The Most Common Household Molds

Mold is everywhere all around us, both indoors and outdoors. It is usually harmless in small amounts in environments that are not wet and humid. However, most mold found indoors is usually not a good sign. When mold is present, building structure is able to deteriorate and the health of your family, loved ones, employees or customers can be compromised. This small organism is a type of fungus that ranges in many colors and textures and can survive anywhere.

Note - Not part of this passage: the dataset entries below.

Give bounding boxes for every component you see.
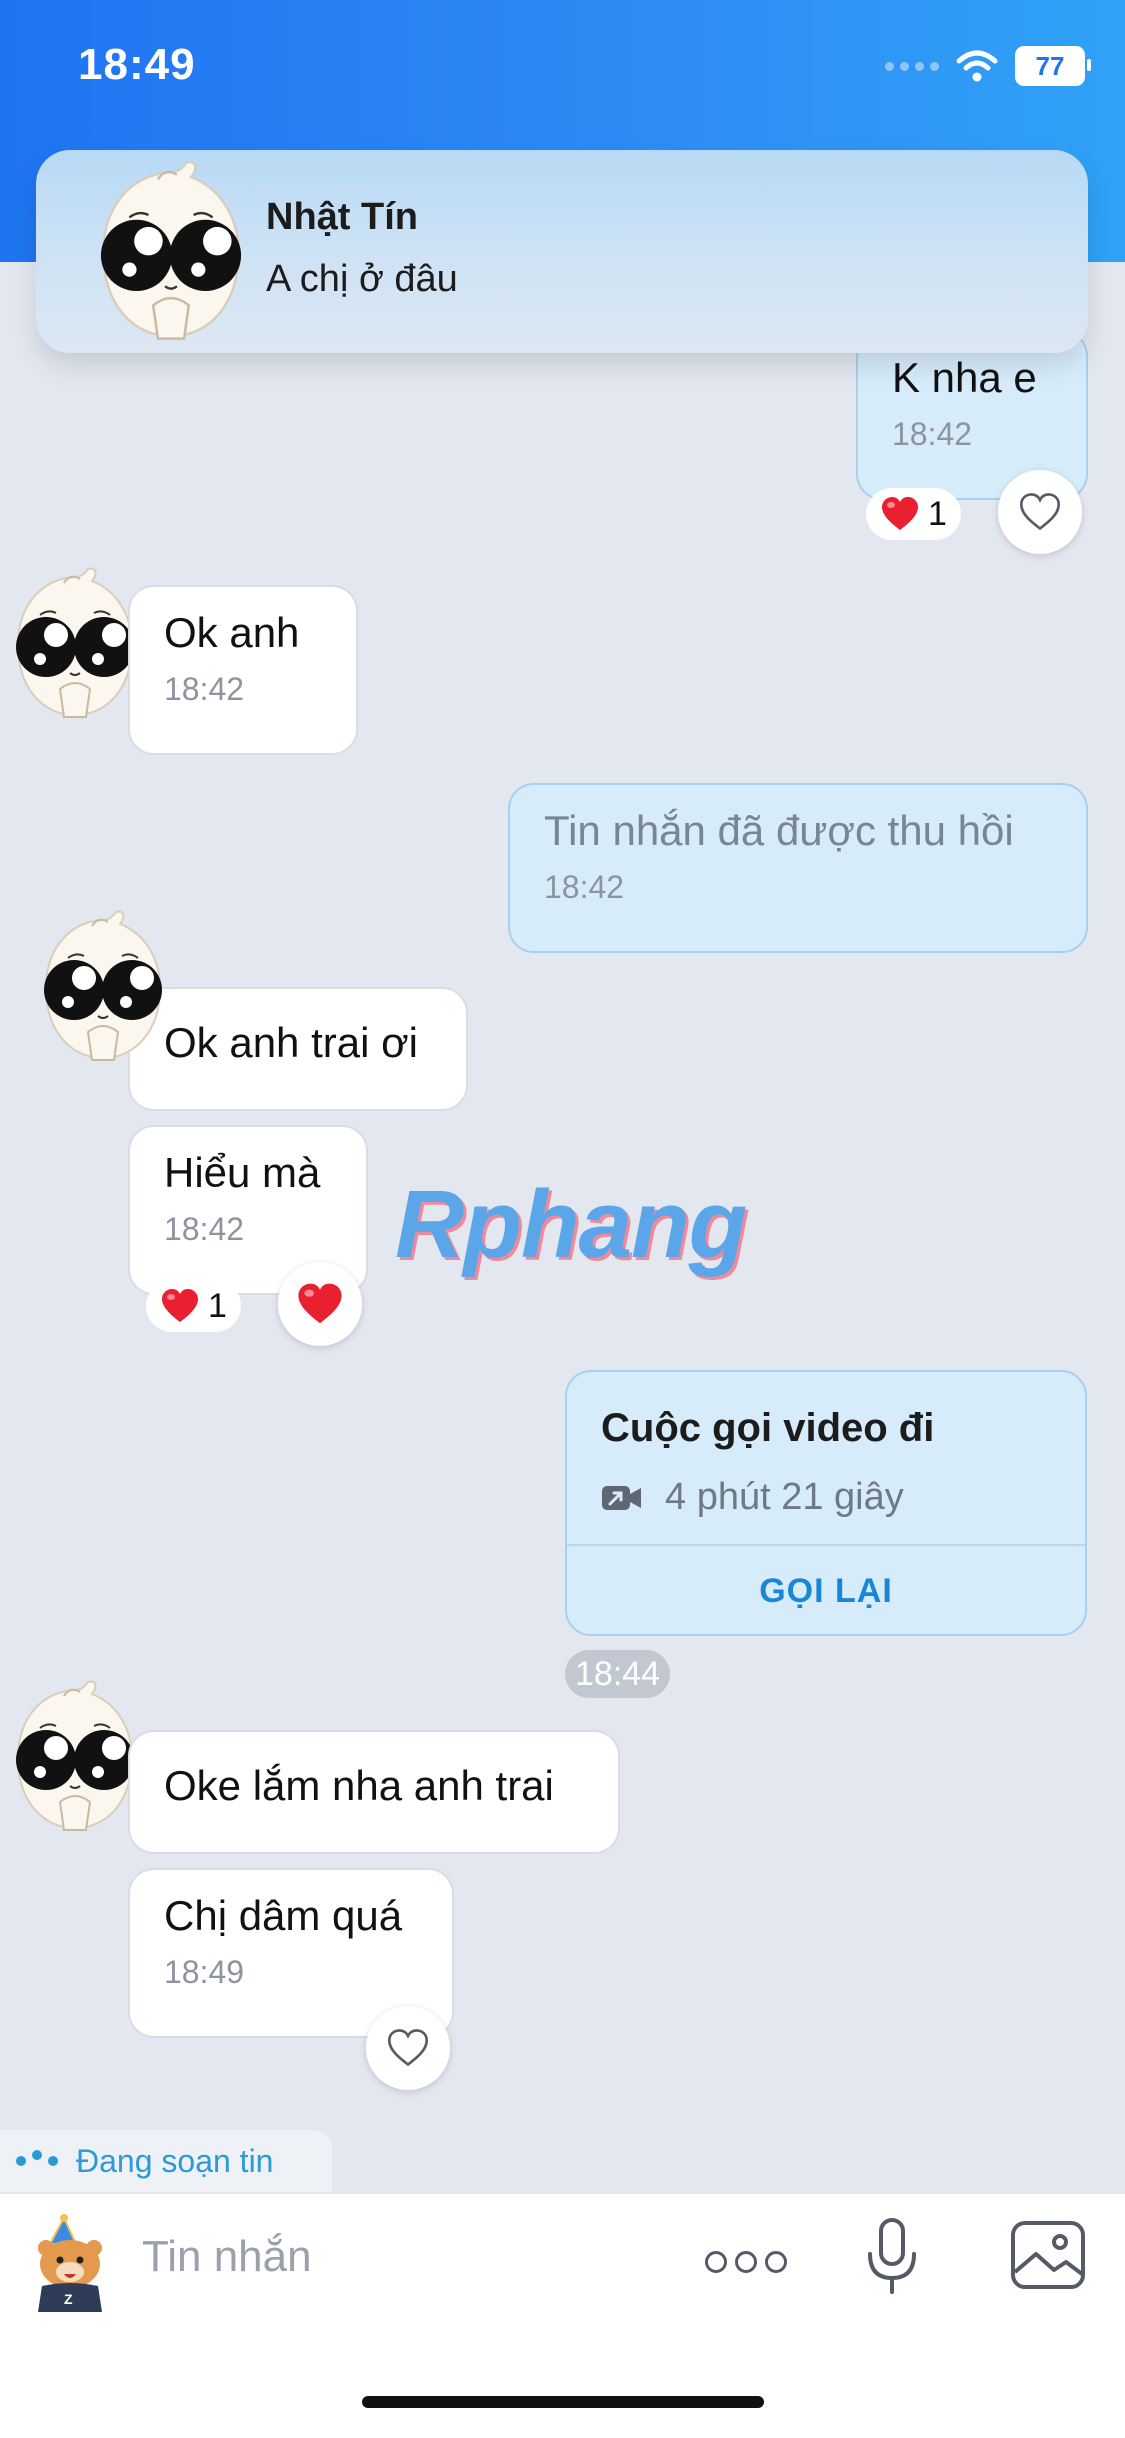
call-back-button[interactable]: GỌI LẠI xyxy=(567,1572,1085,1611)
reaction-count: 1 xyxy=(208,1286,227,1325)
message-bubble-incoming[interactable]: Ok anh 18:42 xyxy=(128,585,358,755)
image-icon[interactable] xyxy=(1010,2220,1086,2290)
sticker-icon[interactable]: Z xyxy=(20,2214,120,2314)
wifi-icon xyxy=(956,50,998,82)
message-bubble-incoming[interactable]: Oke lắm nha anh trai xyxy=(128,1730,620,1854)
heart-icon xyxy=(160,1288,200,1324)
message-text: Hiểu mà xyxy=(164,1149,321,1196)
signal-icon xyxy=(885,61,939,71)
message-bubble-recalled[interactable]: Tin nhắn đã được thu hồi 18:42 xyxy=(508,783,1088,953)
svg-text:Z: Z xyxy=(64,2291,73,2307)
heart-outline-icon xyxy=(1018,492,1062,532)
status-time: 18:49 xyxy=(78,40,196,89)
message-composer: Z Tin nhắn xyxy=(0,2192,1125,2438)
react-button[interactable] xyxy=(366,2006,450,2090)
notification-banner[interactable]: Nhật Tín A chị ở đâu xyxy=(36,150,1088,353)
call-duration: 4 phút 21 giây xyxy=(665,1476,904,1518)
notification-avatar xyxy=(76,158,266,348)
message-text: Ok anh xyxy=(164,609,300,656)
battery-indicator: 77 xyxy=(1015,46,1091,86)
microphone-icon[interactable] xyxy=(862,2216,922,2296)
reaction-summary[interactable]: 1 xyxy=(866,488,961,540)
call-title: Cuộc gọi video đi xyxy=(601,1406,935,1450)
more-options-icon[interactable] xyxy=(705,2242,789,2282)
message-text: Ok anh trai ơi xyxy=(164,1019,418,1066)
typing-indicator: Đang soạn tin xyxy=(0,2130,332,2192)
home-indicator xyxy=(362,2396,764,2408)
heart-outline-icon xyxy=(386,2028,430,2068)
video-call-card[interactable]: Cuộc gọi video đi 4 phút 21 giây GỌI LẠI xyxy=(565,1370,1087,1636)
message-time: 18:42 xyxy=(164,1211,245,1247)
notification-message: A chị ở đâu xyxy=(266,258,458,300)
message-time: 18:42 xyxy=(164,671,245,707)
message-text: Tin nhắn đã được thu hồi xyxy=(544,807,1014,854)
message-text: Oke lắm nha anh trai xyxy=(164,1762,554,1809)
heart-icon xyxy=(880,496,920,532)
heart-icon xyxy=(296,1282,344,1326)
typing-text: Đang soạn tin xyxy=(76,2142,274,2179)
react-button[interactable] xyxy=(998,470,1082,554)
message-text: Chị dâm quá xyxy=(164,1892,403,1939)
call-time-badge: 18:44 xyxy=(565,1650,671,1698)
typing-dots-icon xyxy=(16,2150,58,2166)
message-time: 18:42 xyxy=(892,416,973,452)
contact-avatar[interactable] xyxy=(28,908,178,1068)
status-icons: 77 xyxy=(885,46,1091,86)
divider xyxy=(567,1544,1085,1546)
notification-sender: Nhật Tín xyxy=(266,196,418,238)
react-button[interactable] xyxy=(278,1262,362,1346)
message-text: K nha e xyxy=(892,354,1037,401)
reaction-summary[interactable]: 1 xyxy=(146,1280,241,1332)
call-duration-row: 4 phút 21 giây xyxy=(601,1476,904,1519)
message-time: 18:49 xyxy=(164,1954,245,1990)
video-call-icon xyxy=(602,1485,641,1510)
reaction-count: 1 xyxy=(928,494,947,533)
watermark: Rphang xyxy=(395,1171,747,1278)
message-input[interactable]: Tin nhắn xyxy=(142,2232,312,2282)
message-bubble-incoming[interactable]: Ok anh trai ơi xyxy=(128,987,468,1111)
message-time: 18:42 xyxy=(544,869,625,905)
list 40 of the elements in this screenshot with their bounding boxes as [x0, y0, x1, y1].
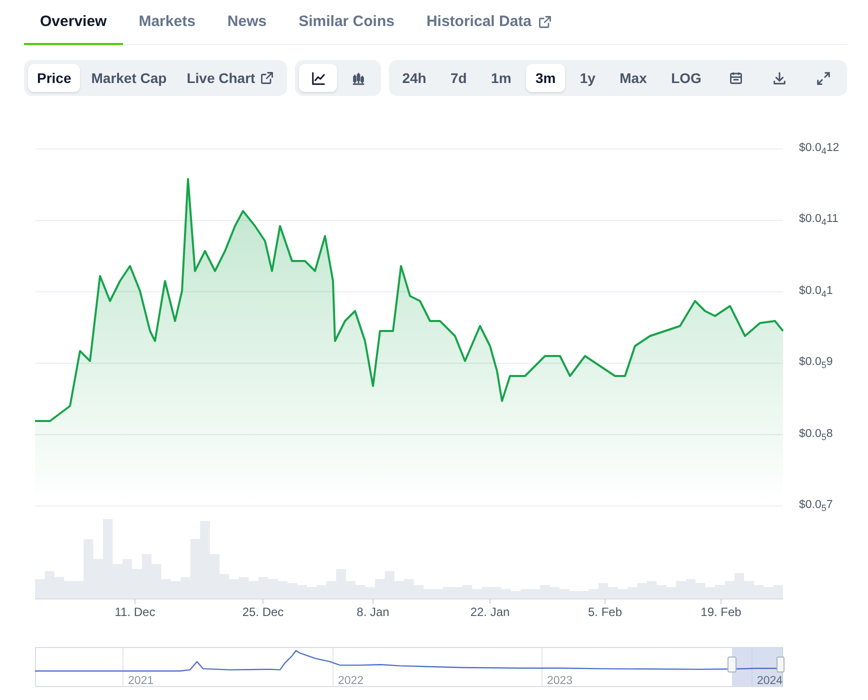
time-range-button[interactable]: 24h [393, 64, 436, 92]
expand-icon [816, 70, 832, 86]
navigator-year-label: 2024 [757, 675, 783, 687]
x-axis-label: 8. Jan [356, 605, 390, 619]
time-range-button[interactable]: 1m [482, 64, 520, 92]
x-axis-label: 11. Dec [114, 605, 156, 619]
x-axis-label: 19. Feb [700, 605, 742, 619]
tab[interactable]: Historical Data [410, 0, 568, 45]
calendar-icon [728, 71, 743, 85]
navigator-handle[interactable] [776, 656, 784, 672]
tab[interactable]: Similar Coins [282, 0, 410, 45]
tab[interactable]: Markets [122, 0, 212, 45]
data-type-button[interactable]: Price [28, 64, 80, 92]
data-type-button[interactable]: Market Cap [82, 64, 176, 92]
download-icon [772, 70, 788, 86]
navigator-selection[interactable] [732, 648, 783, 686]
x-axis-label: 22. Jan [470, 605, 510, 619]
navigator-year-label: 2023 [547, 675, 573, 687]
chart-style-button[interactable] [299, 64, 338, 92]
time-range-button[interactable]: 1y [570, 64, 604, 92]
time-range-button[interactable]: Max [610, 64, 656, 92]
navigator-year-label: 2022 [338, 675, 364, 687]
y-axis-label: $0.0$_{5}$9 [799, 355, 833, 370]
y-axis-label: $0.0$_{5}$7 [799, 498, 833, 512]
y-axis-label: $0.0$_{4}$12 [799, 141, 840, 155]
line-chart-icon [310, 70, 326, 86]
time-range-button[interactable]: 7d [442, 64, 476, 92]
y-axis-label: $0.0$_{5}$8 [799, 426, 833, 441]
navigator-year-label: 2021 [128, 675, 154, 687]
y-axis-label: $0.0$_{4}$11 [799, 212, 838, 226]
data-type-button[interactable]: Live Chart [178, 64, 284, 92]
x-axis-label: 25. Dec [242, 605, 284, 619]
tab[interactable]: News [211, 0, 283, 45]
x-axis-label: 5. Feb [588, 605, 622, 619]
time-range-button[interactable]: LOG [662, 64, 710, 92]
candlestick-icon [350, 70, 366, 86]
navigator-handle[interactable] [728, 656, 736, 672]
y-axis-label: $0.0$_{4}$1 [799, 284, 833, 298]
tab[interactable]: Overview [24, 0, 123, 45]
time-range-button[interactable]: 3m [526, 64, 565, 92]
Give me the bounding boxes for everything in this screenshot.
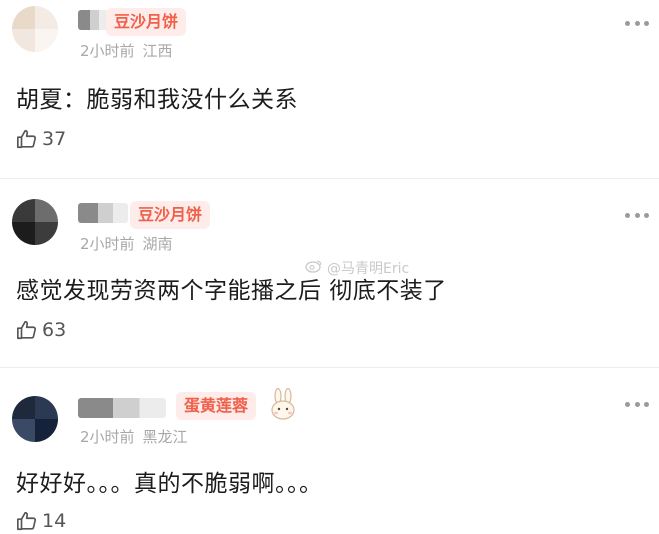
thumbs-up-icon [16,319,38,341]
watermark: @马青明Eric [305,258,409,278]
like-count: 37 [42,128,67,150]
comment-item: 豆沙月饼 2小时前 江西 胡夏：脆弱和我没什么关系 37 [0,0,659,178]
thumbs-up-icon [16,128,38,150]
comment-location: 江西 [142,42,173,60]
more-dots-icon[interactable] [625,400,649,408]
comment-time: 2小时前 [80,235,135,253]
comment-meta: 2小时前 黑龙江 [80,426,188,447]
comment-time: 2小时前 [80,42,135,60]
fan-badge[interactable]: 蛋黄莲蓉 [176,392,257,420]
fan-badge[interactable]: 豆沙月饼 [106,8,187,36]
like-button[interactable]: 14 [16,508,66,534]
comment-item: 蛋黄莲蓉 2小时前 黑龙江 好好好。。。真的不脆弱啊。。。 14 [0,368,659,533]
username-blurred[interactable] [78,398,166,418]
weibo-logo-icon [305,259,323,277]
comment-meta: 2小时前 湖南 [80,233,173,254]
like-count: 14 [42,510,67,532]
avatar[interactable] [12,199,58,245]
like-count: 63 [42,319,67,341]
like-button[interactable]: 37 [16,126,66,152]
comment-text: 好好好。。。真的不脆弱啊。。。 [16,471,323,497]
bunny-icon [268,387,298,424]
username-blurred[interactable] [78,203,128,223]
thumbs-up-icon [16,510,38,532]
fan-badge[interactable]: 豆沙月饼 [130,201,211,229]
comment-location: 黑龙江 [142,428,188,446]
watermark-text: @马青明Eric [327,261,410,277]
comment-location: 湖南 [142,235,173,253]
username-blurred[interactable] [78,10,108,30]
avatar[interactable] [12,6,58,52]
more-dots-icon[interactable] [625,211,649,219]
comment-meta: 2小时前 江西 [80,40,173,61]
comment-text: 胡夏：脆弱和我没什么关系 [16,87,298,113]
more-dots-icon[interactable] [625,19,649,27]
comment-time: 2小时前 [80,428,135,446]
like-button[interactable]: 63 [16,317,66,343]
avatar[interactable] [12,396,58,442]
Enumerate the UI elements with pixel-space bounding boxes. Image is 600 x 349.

Not all molds are harmful. Some are even beneficial to the environment and the wellbeing and enjoyment of humans. Mold becomes dangerous when it settles indoors in favorably moist and humid conditions. As it reproduces through spores in the air and those spores are breathed, is when mold has the potential to become dangerous. There are three classifications of harmful mold: allergenic, pathogenic and toxigenic. Allergenic molds can cause and produce allergies; pathogenic molds can exacerbate health issues in those with existing conditions; and toxigenic molds can lead to serious health conditions, even death.

Alternaria
One of the more common kinds of allergenic molds, alternaria, can be found where there is dampness, like showers, bathtubs and sinks and also as a result of water damage. It is recognizable by its velvet texture and dark green and brown hairs. Able to spread quickly, this mold should be remediated immediately as it can cause symptoms similar to asthma in the upper respiratory tract, nose and mouth.

Aspergillus
There are over 185 species of aspergillus and it can materialize in many colors. Though it is an allergenic mold, it can become toxic relative to the species and environment. Some species are able to produce carcinogens known as aflatoxins, which are deadly. Known for their long flask shaped spores chains of growth, they can create thick layers or even walls of mold.

Cladosporium
This olive green or brown colored mold can uniquely grown in both warm and cold environments and thrives in porous materials such as fabrics, upholstery and carpet. It can also be found under floorboards and in cupboards. Classified as an allergenic mold, cladosporium can affect the skin, causing rash and legions and also as allergic reactions in the eyes, nose or throat.

Stachybotrys
Infamously known as “black mold”, stachybotrys is a toxic mold that is dark green or black with a slimy texture. A more heartier mold, this species is known to grow on wood, cardboard, paper or wicker. Exposure to stachybotrys can cause breathing difficulties, stubborn cough, nose bleeds, fever and painful headaches. This mold should be remediated immediately if discovered.

Trichoderma
Commonly found in wallpaper and carpet, trichoderma can be recognized by its wooly texture that is usually white with green patches, though it includes five different subspecies. Trichoderma grows fast in damp areas and can also be found in AC filters and ducts where there is condensation. It is also incredibly destructive to wood, paper and textiles as it produces an enzyme that specifically destroys this kind of material.

Finding mold in your home can be unsettling but is certainly able to be remediated. The most important task to tackle is eliminating the mold as quickly as possible and determining the source from which it is developing from. Mold growth is usually the result of a larger issue like a leaking pipe.